Partai yang Bilang Ogah Koalisi Sama Ini dan Itu Cuma Kumur-kumur
Ketua DPP Partai Nasdem Willy Aditya mengatakan, berkoalisi merupakan sebuah keharusan dalam Pilpres 2024. Sebab, berbagai fraksi partai di parlemen sudah sepakat untuk tidak merevisi Undang-Undang Pemilu terkait presidential threshold atau ambang batas pencalonan presiden.
“Ini yang kemudian ya suka nggak suka nggak, Senang nggak senang, siapa stok yang ada itu yang kemudian harus dilihat (Nasdem memilih mencapreskan Anies Baswedan),” ujar Willy dalam Kasih Paham! Peta Koalisi Calon Presiden 2024 yang disiarkan Asumsi.co.
Koalisi partai beda ideologi: Koalisi antara partai sayap kanan dan partai sayap kiri yang berbeda ideologi tidak hanya terjadi dalam kontestasi politik di Indonesia. Luna da Silva berhasil berkuasa selama 10 tahun di Brasil karena diusung Partido dos Trabalhadores (PT) yang progresif dan Partai Yahudi yang konservatif.
Di sisi lain, kata dia, saat ini bukan relasi negosiasi antar partai yang menjadi magnet utama koalisi, tetapi figuritas. Figur tertentu membuat relasi kepartaian saat ini menjadi lebih longgar. Apalagi, koalisi partai dalam Pilpres tidak serta merta harus diikuti pula pada kontestasi di tingkat Pilkada.

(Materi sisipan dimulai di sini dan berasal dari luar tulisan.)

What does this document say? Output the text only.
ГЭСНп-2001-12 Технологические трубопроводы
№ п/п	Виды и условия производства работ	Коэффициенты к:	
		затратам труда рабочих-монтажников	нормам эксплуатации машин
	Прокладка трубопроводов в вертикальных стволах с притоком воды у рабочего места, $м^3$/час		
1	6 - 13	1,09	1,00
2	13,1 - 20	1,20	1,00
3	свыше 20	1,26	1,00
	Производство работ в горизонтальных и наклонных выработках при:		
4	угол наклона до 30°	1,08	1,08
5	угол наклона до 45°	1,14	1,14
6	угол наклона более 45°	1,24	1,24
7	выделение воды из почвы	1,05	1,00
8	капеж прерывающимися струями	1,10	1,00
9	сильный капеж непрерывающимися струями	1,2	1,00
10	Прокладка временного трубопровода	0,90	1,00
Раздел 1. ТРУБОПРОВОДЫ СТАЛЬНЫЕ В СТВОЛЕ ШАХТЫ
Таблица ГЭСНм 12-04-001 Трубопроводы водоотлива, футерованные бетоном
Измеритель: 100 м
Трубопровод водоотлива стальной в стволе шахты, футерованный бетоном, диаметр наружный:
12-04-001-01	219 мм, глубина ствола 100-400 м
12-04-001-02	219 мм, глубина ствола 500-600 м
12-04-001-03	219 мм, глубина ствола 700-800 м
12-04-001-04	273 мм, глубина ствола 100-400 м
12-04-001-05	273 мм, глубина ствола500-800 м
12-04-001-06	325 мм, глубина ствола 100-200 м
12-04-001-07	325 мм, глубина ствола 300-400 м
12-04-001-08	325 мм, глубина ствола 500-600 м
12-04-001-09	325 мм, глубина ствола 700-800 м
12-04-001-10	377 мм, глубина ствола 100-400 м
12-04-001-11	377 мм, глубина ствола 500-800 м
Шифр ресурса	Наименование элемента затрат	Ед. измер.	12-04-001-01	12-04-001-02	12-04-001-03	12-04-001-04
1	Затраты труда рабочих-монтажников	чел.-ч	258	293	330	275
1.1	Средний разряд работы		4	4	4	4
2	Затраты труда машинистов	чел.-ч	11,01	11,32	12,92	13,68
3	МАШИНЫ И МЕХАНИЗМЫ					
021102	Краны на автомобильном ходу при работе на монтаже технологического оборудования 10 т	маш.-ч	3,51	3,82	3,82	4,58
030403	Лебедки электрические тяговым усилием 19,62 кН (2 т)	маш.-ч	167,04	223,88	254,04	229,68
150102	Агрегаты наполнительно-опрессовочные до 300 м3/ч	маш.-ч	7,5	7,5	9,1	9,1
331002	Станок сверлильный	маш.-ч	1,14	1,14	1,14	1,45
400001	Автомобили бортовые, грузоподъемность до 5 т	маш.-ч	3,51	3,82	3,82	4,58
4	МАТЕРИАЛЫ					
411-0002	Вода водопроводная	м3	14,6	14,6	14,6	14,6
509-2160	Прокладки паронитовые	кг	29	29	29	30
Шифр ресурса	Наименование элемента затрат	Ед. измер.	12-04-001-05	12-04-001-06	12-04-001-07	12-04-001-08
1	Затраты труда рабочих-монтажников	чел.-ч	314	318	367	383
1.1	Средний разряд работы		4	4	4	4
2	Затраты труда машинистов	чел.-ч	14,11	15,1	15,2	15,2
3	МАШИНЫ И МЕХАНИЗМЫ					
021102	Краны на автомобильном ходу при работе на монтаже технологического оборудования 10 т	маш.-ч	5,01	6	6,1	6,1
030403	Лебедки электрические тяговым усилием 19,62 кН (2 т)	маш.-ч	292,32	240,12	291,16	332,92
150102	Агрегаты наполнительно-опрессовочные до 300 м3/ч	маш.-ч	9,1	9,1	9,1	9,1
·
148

“Dalam konteks Pilkada, siapa sih (partai apa) yang nggak bisa ketemu (berkoalisi) dengan siapa (partai tertentu) cek aja. Maka, kemudian ketika ada partai yang menyatakan ‘kami nggak bisa kerjasama dengan partai ini dan itu’ (saklek atau keras kepala dengan pendirian tertentu). Kumur-kumur aja itu. Itu ya saya nggak tahu konfirmasi aja itu orang yang ahistoris,” ucapnya.
Deideologisasi: Sementara itu, pengamat politik Burhanuddin Muhtadi mengatakan, secara ilmiah, sudah terbukti partai politik di Indonesia mengalami deideologisasi.
Padahal, partai politik di Indonesia pada 1955 sangat ideologis. Pada tahun 1955, partai politik di Indonesia terbagi dalam tiga ideologi. Yaitu, berdasarkan isu kelas; isu agama versus nasionalis; serta isu sentralisasi versus regionalism. Ironisnya, yang tersisa hari ini hanya isu agama versus nasionalis.
Partai pragmatis: Menurut Burhanuddin, hilangnya corak ideologis partai disebabkan adanya presidential threshold. Imbasnya, partai lebih mengedepankan segi pragmatisme daripada ideologis.
“Dari dulu saya menolak itu. bukan hanya 0% presidential threshold, seharusnya nggak ada (presidential threshold) tapi mengapa mereka (elit partai) tidak menolak itu di parlemen, harusnya kan ditolak dong.,” tutur Burhanuddin.
Jika presidential threshold tidak ada, partai justru diuntungan. Kalau enggak ada presidential threshold, partai bisa menguji efek ekor jas (coat tail effect) dari ketua umumnya tanpa harus berkoalisi dengan parai lain.
“Jadi masing-masing partai mengusung elitnya aja sendiri tanpa harus mencari teman koalisi untuk menggugurkan syarat presidensial tersebut yang tinggi tadi,” ujar Burhanuddin.